Abstract
The APOBEC3 (APOBEC3A‐H) enzyme family is part of the human innate immune system that restricts pathogens by scrambling pathogenic single‐stranded (ss) DNA by deamination of cytosines to produce uracil residues. However, APOBEC3‐mediated mutagenesis of viral and cancer DNA promotes its evolution, thus enabling disease progression and the development of drug resistance. Therefore, APOBEC3 inhibition offers a new strategy to complement existing antiviral and anticancer therapies by making such therapies effective for longer periods of time, thereby preventing the emergence of drug resistance. Here, we have synthesised 2′‐deoxynucleoside forms of several known inhibitors of cytidine deaminase (CDA), incorporated them into oligodeoxynucleotides (oligos) in place of 2′‐deoxycytidine in the preferred substrates of APOBEC3A, APOBEC3B, and APOBEC3G, and evaluated their inhibitory potential against these enzymes. An oligo containing a 5‐fluoro‐2′‐deoxyzebularine (5FdZ) motif exhibited an inhibition constant against APOBEC3B 3.5 times better than that of the comparable 2′‐deoxyzebularine‐containing (dZ‐containing) oligo. A similar inhibition trend was observed for wild‐type APOBEC3A. In contrast, use of the 5FdZ motif in an oligo designed for APOBEC3G inhibition resulted in an inhibitor that was less potent than the dZ‐containing oligo both in the case of APOBEC3GCTD and in that of full‐length wild‐type APOBEC3G.

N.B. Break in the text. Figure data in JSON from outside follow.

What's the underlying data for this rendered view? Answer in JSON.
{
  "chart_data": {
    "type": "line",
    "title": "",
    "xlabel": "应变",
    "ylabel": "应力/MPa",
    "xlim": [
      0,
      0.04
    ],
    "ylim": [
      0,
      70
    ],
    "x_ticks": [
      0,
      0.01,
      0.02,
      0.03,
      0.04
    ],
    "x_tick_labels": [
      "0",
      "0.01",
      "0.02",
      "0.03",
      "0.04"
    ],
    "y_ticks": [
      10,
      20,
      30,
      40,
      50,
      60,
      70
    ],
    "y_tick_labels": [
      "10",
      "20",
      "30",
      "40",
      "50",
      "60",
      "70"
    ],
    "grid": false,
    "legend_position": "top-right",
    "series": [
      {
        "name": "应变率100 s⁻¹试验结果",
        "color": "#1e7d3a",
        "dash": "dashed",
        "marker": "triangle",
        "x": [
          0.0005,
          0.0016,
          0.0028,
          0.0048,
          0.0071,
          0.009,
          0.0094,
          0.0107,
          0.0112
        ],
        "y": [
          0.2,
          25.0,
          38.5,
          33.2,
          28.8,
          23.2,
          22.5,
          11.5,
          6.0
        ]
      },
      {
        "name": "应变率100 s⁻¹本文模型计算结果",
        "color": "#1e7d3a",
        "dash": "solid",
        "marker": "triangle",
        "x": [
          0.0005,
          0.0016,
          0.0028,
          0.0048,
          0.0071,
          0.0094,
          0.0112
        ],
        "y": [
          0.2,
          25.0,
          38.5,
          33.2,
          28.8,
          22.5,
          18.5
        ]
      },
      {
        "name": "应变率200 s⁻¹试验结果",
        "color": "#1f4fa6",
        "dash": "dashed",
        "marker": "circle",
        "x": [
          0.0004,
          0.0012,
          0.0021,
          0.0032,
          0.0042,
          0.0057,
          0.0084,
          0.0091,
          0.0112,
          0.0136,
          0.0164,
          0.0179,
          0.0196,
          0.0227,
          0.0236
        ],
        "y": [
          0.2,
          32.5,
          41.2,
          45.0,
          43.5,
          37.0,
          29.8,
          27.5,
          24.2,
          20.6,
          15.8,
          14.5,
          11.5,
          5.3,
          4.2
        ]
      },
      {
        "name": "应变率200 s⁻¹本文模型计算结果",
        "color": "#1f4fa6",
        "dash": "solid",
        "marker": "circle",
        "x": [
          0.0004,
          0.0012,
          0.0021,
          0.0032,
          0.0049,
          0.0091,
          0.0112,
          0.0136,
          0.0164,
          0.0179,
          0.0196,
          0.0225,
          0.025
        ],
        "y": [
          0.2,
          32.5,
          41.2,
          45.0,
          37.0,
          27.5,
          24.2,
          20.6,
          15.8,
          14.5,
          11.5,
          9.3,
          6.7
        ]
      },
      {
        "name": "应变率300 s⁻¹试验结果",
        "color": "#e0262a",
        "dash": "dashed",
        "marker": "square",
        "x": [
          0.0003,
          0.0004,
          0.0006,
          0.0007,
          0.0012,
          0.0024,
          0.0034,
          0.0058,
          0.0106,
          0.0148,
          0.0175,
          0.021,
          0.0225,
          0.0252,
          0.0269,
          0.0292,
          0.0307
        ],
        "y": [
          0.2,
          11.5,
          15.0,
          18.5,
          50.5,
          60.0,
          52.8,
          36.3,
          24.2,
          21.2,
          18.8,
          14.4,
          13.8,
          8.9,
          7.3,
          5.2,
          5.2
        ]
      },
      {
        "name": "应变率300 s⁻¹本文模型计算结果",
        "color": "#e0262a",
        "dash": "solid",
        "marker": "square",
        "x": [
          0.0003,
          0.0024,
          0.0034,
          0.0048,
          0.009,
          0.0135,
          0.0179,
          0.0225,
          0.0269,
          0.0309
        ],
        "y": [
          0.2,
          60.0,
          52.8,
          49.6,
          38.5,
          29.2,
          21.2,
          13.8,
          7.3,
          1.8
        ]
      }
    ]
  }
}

Design of ssDNAs as inhibitors of A3 enzymes with the aid of chemically modified nucleosides: Incorporation of 5‐fluoro‐2′‐deoxyzebularine into single‐stranded DNA in place of the target dC residue yielded more powerful inhibition of APOBEC3A and APOBEC3B—but not of full‐length APOBEC3G—than that observed with the non‐fluorinated 2′‐deoxyzebularine.